Les Epiceries Sociales et Solidaires apportent une aide, principalement alimentaire, à un public en difficulté économique, fragilisé ou exclu. Dans des espaces aménagés en libre-service, aussi proche que possible d'un magasin d'alimentation générale, elles mettent à disposition de leurs clients des produits variés et de qualité, moyennant une faible participation financière : autour de 20% du prix usuel. La contribution financière participe de la dignité des personnes et de la liberté de choix qui sont les valeurs fondamentales des Epiceries Solidaires.

L'ambition d'une offre alimentaire participative, aussi proche que possible des circuits de consommation traditionnels, est de promouvoir l'autonomie des personnes et leur insertion durable. C’est dans cet objectif que Philippe Chazé (déjà engagé à travers le Rotary Club de Vaulx-en-Velin, dont il est l’actuel Président, dans de nombreuses actions)   est devenu le président fondateur de Namania, épiceries sociales et solidaires. Ce projet, après une gestation débuté en novembre 2012, a ouvert ses portes à la Grappinière. Ce sont aujourd’hui 335 familles soit près de 1400 personnes qui bénéficient de l’organisation mise en place par l’association Namania en partenariat avec son partenaire la banque alimentaire et des structures telles que la maison du Rhône, le CCAS de Vaulx-en-Velin ou la Mairie de Villeurbanne.

L'accès des usagers est validé dans chaque épicerie en fonction de critères socio-économiques et familiaux (composition du foyer) ; de manière générale, le revenu des usagers se situe autour du seuil de pauvreté, mais chaque structure définit ses propres critères d'admission en fonction du contexte local. L’implantation d’une autre épicerie sociale et solidaire sous la même enseigne est en gestation, cette fois dans le 8ème arrondissement de Lyon.

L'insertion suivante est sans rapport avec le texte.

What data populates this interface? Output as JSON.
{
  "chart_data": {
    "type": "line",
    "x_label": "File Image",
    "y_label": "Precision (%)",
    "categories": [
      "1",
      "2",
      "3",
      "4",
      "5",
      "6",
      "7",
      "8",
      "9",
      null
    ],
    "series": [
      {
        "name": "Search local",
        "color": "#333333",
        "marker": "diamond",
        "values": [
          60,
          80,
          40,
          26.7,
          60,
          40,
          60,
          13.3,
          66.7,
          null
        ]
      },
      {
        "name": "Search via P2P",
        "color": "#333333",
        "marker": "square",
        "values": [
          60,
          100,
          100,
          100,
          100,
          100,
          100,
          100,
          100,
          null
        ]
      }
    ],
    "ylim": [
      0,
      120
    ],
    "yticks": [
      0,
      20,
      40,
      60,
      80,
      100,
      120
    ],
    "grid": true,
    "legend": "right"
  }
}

Assureur de son métier, Philippe Chazé n’est pas à cours d’idées. Un projet de pôle d’insertion est proche de voir le jour. Parfois le parcours scolaire classique n’offre pas les bons outils ou des conditions de vie ne conduisent pas une formation qualifiante. L’idée consiste à ouvrir des sessions d’une dizaine de personnes. Ces sessions commencent par un bilan de compétences réalisé par des spécialistes du domaine pour être en mesure de placer les bénéficiaires dans des entreprises avec pour objectif la reconduite à l’emploi. Par la suite, obtenir une qualification et un emploi est un gage d’insertion réussi. Un second pari qui fonctionnera surement vu l’enthousiasme de monsieur Chazé

Vous pouvez si vous le désirez apporter votre soutient à cette démarche. Pour rappel : Les dons aux œuvres d'intérêt général (fondations ou associations reconnues d'utilité publique, organismes d'insertion,…) donnent droit à une réduction d'impôt à hauteur de 66 % du montant des dons, dans la limite de 20 % de votre revenu imposable.